キセル(煙管)
 おれが小学生だったころ、30年くらいまえのことだと思うんだけど、親戚のあいだで空前のキセルブームがあった。おれは子どもだったから、そんな様子を眺めていただけなのだけど、煙草呑みのおじさんおばさん若者たちが、みんなしていろんなキセルを試しては、あれこれ語り合っていた。みんなが集まるその親戚のうちに行くと、長いキセル、短いキセル、いろいろあった。
 キセル用の刻み煙草もあったけど、普通の紙巻き煙草を小さくハサミで切っては、キセルに装着して吸ってるひともいた。灰皿をのぞくと、ころころとした毛玉みたいなちいさなおだんごがいくつもころがってて、それはキセルの吸い殻だった。

 おれが初めてキセルを試してみたのは、いまから10年くらいまえかなあ、まんがの仕事で、川津弘臣に一晩手伝いに来てもらったとき。煙草は吸わないはずの川津なんだが、煙草のかわりに、キセルを始めてみたっつって、20センチくらいの時代劇に出てきそうなキセル持ってきたから、おれもちょっとそれを吸わせてもらったわけ。
 キセルってのは、普通の紙巻煙草にくらべて手間のかかるもののようで、火をつけるまえに、なんだかんだと管の掃除をしたりしてた。ひととおり、そんな面倒な作業が終わると、刻み煙草をまるめて雁首につめて、はいどうぞって、渡してくれた。はいどうもって受け取ったのはいいけれど、おれにしてみりゃ初めてのキセル、よくわからないままに、とりあえず吸い口をくちにくわえて、火皿にライターの火を近付けておそるおそる吸ってみる。煙りが出てきたと思ったら火が消えた。あれ、いまのはなんだったんだろうって不思議に思って川津をみると、はい、いまので一服だよっつって、川津のやつ、いそいそとキセルを片付けちゃった。えーっ、キセルって、こんなもんなのおっ?? そうだよこんなもんだよ。
 さんざん手間かけて、火をつけて、いっかい吸ったらそれでおしまい。たったそれだけ。キセルってすごい!!


 キセルについてのおれの思い出ってのは、まあそれくらいのものなんだけど、最近になって、またあらためてキセルが吸いたくなってきた。
 その理由はいろいろある。
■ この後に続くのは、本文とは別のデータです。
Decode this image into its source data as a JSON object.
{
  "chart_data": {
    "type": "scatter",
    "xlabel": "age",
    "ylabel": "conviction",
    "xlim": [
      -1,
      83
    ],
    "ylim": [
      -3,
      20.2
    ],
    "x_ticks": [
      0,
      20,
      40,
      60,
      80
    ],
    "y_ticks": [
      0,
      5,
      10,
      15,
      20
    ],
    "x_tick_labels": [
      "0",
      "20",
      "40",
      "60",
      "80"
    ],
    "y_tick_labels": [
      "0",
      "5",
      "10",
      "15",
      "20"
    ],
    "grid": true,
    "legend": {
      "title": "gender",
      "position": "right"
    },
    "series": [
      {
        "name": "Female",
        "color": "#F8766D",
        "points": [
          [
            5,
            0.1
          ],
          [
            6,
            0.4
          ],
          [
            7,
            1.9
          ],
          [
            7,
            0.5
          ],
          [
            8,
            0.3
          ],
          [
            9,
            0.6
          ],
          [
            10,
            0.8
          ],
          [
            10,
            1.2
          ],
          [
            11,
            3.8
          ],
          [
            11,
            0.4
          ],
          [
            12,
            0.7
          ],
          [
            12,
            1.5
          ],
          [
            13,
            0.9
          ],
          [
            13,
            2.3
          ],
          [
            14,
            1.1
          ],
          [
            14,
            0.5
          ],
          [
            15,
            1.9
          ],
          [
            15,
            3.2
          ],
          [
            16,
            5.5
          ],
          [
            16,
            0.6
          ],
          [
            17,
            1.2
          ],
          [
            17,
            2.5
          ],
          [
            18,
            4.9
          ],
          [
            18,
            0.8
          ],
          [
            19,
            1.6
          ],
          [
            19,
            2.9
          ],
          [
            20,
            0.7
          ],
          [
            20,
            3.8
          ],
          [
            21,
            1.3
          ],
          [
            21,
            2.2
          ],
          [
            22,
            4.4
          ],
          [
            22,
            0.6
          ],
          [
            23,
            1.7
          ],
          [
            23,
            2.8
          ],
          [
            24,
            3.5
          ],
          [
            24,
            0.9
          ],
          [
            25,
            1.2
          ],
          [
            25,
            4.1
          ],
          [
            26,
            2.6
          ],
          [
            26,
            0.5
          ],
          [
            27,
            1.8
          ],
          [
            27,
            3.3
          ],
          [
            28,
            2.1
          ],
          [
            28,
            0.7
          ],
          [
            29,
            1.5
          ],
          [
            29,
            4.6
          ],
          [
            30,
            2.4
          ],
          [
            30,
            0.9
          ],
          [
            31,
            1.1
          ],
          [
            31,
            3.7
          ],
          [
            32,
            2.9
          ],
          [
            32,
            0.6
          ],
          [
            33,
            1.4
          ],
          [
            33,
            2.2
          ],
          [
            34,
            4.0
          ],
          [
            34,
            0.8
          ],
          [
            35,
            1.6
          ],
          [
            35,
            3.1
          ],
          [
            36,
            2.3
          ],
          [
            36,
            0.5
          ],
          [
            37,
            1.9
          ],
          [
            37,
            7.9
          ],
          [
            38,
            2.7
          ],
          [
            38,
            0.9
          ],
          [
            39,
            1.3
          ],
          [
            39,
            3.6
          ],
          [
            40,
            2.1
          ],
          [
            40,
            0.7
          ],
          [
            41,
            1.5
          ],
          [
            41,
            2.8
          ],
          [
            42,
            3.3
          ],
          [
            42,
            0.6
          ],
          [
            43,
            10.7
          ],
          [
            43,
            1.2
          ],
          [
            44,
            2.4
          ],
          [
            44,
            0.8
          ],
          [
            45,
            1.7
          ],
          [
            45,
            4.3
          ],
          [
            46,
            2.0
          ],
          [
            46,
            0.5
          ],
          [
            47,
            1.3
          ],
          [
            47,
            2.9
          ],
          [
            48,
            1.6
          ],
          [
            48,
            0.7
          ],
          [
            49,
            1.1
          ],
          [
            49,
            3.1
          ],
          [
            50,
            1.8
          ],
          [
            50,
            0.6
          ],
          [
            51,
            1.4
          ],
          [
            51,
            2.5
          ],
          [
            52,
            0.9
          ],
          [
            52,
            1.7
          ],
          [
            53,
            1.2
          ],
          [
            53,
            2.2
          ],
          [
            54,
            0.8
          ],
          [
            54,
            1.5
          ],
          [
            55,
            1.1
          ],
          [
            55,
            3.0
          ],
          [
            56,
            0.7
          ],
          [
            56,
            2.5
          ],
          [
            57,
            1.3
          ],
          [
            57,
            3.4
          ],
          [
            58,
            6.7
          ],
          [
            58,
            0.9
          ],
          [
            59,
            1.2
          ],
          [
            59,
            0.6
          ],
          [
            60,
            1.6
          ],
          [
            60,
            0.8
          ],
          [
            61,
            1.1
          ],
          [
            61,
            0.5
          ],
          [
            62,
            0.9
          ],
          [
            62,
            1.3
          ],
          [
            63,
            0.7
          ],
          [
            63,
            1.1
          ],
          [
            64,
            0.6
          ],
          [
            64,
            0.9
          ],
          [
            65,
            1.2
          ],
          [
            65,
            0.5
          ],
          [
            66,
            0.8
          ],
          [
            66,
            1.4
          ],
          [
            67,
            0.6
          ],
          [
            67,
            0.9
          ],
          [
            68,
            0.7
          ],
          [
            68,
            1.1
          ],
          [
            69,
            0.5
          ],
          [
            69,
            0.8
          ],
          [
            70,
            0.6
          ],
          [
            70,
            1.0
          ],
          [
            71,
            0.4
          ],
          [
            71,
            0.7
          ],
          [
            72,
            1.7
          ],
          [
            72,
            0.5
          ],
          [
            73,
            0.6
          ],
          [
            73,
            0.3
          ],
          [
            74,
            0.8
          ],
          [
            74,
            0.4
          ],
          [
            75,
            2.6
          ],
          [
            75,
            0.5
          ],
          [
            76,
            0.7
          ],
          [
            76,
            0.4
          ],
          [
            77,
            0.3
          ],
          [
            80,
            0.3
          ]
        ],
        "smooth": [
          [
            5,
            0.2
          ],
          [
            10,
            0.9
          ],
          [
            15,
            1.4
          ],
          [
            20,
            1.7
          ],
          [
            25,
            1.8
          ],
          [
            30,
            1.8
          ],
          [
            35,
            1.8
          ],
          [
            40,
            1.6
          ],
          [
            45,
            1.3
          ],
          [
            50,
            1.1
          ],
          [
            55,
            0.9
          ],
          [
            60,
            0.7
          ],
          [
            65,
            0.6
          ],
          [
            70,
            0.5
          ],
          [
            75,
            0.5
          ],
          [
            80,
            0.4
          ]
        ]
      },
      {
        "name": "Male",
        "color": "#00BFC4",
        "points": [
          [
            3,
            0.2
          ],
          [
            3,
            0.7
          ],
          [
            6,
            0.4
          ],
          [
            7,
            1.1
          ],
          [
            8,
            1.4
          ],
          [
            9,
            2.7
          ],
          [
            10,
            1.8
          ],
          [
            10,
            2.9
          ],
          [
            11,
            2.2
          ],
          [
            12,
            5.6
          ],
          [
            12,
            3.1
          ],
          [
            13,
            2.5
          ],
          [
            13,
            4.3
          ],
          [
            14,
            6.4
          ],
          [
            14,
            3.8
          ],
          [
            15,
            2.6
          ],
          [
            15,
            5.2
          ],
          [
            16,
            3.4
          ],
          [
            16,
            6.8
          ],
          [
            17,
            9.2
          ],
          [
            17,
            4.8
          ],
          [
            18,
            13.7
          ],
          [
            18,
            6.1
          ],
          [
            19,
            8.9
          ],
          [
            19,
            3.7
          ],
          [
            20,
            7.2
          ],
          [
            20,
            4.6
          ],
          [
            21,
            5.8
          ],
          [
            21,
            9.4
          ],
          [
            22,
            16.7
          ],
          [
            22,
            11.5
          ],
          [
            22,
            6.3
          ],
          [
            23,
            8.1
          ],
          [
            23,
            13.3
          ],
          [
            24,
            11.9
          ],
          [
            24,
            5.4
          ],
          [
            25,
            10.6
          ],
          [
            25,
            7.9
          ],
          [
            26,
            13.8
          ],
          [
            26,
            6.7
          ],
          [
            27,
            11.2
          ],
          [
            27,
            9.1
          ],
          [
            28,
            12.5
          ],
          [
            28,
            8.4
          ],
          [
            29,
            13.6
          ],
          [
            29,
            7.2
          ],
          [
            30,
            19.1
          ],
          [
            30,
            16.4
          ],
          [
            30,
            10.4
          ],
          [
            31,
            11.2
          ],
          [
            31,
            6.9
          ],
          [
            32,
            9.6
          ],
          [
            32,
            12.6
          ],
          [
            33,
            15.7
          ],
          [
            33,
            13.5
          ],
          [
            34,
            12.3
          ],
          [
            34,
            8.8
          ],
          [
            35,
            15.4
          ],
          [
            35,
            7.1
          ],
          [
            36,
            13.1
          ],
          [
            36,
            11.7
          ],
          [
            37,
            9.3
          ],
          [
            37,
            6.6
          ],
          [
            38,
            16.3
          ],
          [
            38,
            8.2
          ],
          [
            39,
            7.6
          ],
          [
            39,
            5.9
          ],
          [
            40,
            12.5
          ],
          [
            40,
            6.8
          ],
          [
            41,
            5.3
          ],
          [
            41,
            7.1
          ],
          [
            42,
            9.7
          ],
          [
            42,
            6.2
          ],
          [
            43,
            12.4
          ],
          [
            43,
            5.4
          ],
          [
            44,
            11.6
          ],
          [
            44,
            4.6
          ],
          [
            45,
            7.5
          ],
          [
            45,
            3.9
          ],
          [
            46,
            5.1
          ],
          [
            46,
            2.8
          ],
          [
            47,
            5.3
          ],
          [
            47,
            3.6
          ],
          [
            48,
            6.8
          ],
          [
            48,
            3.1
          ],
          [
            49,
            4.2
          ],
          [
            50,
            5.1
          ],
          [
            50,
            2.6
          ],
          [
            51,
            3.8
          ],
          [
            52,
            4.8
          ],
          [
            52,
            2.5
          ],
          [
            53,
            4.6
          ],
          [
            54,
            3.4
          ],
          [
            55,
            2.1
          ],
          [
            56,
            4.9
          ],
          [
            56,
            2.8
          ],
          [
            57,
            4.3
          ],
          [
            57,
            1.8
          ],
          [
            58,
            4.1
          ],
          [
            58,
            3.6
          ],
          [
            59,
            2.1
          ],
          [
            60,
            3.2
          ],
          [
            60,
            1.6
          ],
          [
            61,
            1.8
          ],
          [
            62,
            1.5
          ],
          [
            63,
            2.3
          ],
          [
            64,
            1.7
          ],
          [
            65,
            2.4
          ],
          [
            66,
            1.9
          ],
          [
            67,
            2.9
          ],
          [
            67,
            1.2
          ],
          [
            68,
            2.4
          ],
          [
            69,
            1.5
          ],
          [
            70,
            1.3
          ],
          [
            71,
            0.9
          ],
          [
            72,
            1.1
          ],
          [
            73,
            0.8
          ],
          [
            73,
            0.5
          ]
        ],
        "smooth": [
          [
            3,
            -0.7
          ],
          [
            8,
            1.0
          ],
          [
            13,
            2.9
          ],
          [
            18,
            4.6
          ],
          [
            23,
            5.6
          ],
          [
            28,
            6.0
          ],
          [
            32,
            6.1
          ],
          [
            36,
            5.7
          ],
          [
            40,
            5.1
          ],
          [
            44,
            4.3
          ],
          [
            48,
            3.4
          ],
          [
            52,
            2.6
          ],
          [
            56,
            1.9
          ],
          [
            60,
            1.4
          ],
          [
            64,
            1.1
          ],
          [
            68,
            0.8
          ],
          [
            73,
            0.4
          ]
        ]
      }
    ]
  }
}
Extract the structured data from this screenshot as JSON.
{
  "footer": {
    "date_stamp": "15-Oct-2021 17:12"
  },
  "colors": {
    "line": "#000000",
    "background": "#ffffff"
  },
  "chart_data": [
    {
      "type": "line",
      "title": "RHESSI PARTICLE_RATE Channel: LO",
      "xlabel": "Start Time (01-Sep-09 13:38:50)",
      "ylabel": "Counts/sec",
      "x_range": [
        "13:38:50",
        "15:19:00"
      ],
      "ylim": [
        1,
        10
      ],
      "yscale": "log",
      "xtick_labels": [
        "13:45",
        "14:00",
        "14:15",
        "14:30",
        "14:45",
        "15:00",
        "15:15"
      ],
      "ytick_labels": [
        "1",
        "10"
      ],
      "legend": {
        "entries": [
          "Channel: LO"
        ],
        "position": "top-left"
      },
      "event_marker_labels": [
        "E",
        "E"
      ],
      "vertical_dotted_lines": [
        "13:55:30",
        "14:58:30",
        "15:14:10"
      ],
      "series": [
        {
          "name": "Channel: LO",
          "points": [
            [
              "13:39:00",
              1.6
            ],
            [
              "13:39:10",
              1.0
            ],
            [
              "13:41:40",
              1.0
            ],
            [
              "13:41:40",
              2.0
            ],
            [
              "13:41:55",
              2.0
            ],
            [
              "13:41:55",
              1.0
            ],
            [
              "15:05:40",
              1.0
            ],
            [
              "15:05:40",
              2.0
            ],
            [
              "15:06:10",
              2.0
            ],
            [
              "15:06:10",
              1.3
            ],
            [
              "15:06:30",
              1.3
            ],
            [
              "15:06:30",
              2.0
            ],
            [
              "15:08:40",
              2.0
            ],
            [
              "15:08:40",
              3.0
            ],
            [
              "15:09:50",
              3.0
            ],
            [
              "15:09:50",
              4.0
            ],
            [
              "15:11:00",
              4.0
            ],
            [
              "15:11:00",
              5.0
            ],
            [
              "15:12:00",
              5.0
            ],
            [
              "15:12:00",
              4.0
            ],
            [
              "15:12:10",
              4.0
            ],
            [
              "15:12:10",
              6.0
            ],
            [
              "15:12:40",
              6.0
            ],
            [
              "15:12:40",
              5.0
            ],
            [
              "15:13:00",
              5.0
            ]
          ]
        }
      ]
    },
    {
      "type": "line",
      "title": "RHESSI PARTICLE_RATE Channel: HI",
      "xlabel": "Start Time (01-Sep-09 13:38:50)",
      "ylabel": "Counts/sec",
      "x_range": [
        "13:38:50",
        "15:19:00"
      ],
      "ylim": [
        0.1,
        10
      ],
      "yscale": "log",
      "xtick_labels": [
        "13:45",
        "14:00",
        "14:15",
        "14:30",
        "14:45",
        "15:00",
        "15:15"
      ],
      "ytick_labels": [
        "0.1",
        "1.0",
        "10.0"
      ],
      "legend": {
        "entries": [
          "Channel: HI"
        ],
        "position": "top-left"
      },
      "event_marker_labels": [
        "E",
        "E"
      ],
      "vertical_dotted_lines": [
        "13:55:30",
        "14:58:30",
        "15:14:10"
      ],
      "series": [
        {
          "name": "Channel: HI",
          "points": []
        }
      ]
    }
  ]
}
いろいろの理由のひとつひとつをここで文章にしようと思ったんだけど、いろいろの理由が複雑にからみ合っているので、文章力のないおれには説明がむずかしい。世の中とか時代とかじぶんとか、そういういろいろの理由を総合的に考察し、導き出された結論として、これからは紙巻き煙草よりも、キセルのほうが楽しいかも知れないっていう気がしてきたのだ。
 くにたちの煙草専門店サンモークで、ちいさな今様煙管の「小粋」っていうのと、これまた「小粋」という名の刻み煙草を買ってきた。どっちの名前もなぜか「小粋」だ。キセルの「小粋」は、ちいさくてオール金属製で分解できるキセル。いわゆる時代劇っぽい大きなキセルだと、喫茶店などでかなり目を引きそうだし、和服でも着てれば似合いそうだが、現代人の日常生活のなかで、その大きな存在感を持て余してしまいそうな気もするので、まずはちいさいもので試してみようと思ってこれにした。オール金属製だから、気を使わず、水で洗えそうなところもいい。
 刻み煙草の「小粋」ってのは、キセル用の煙草で、現在これしか製造されてないらしい。キセル用の刻みってのは、とにかく刻みが細かい。ギュッと箱につめてあるけど、つまんで出すとフワフワになる。面白い。
 味はどうか。10年まえ、川津にもらった一服は、あまりに唐突で味まではよくわからなかったのだが、あらためて一服ふかしてみると、じつに美味い。煙草の味について詳しくないのだが、一時期ジタンというフランス煙草が気に入ってたことがある。じつに煙草らしい香りで好きだったのだが、それに近い印象を受けた。ここ数年、軽い煙草ばかり吸ってたからすっかり忘れていた煙草のうま味を再発見したというかんじ。

 インターネットで調べてみたら、けっこういろんなひとが、キセルの良さについて語ってるのをみつけた。紙巻き煙草にくらべて、美味い。経済的。フィルターのゴミが出ない。吸いかたにもよるけれど、紙巻きより健康面での害が少ないかもしれない。その他いろいろ。
 おれはまだまだキセル初心者なので、なにかいえるほどよくわかってはいないけれど、いまのところ気に入ってる。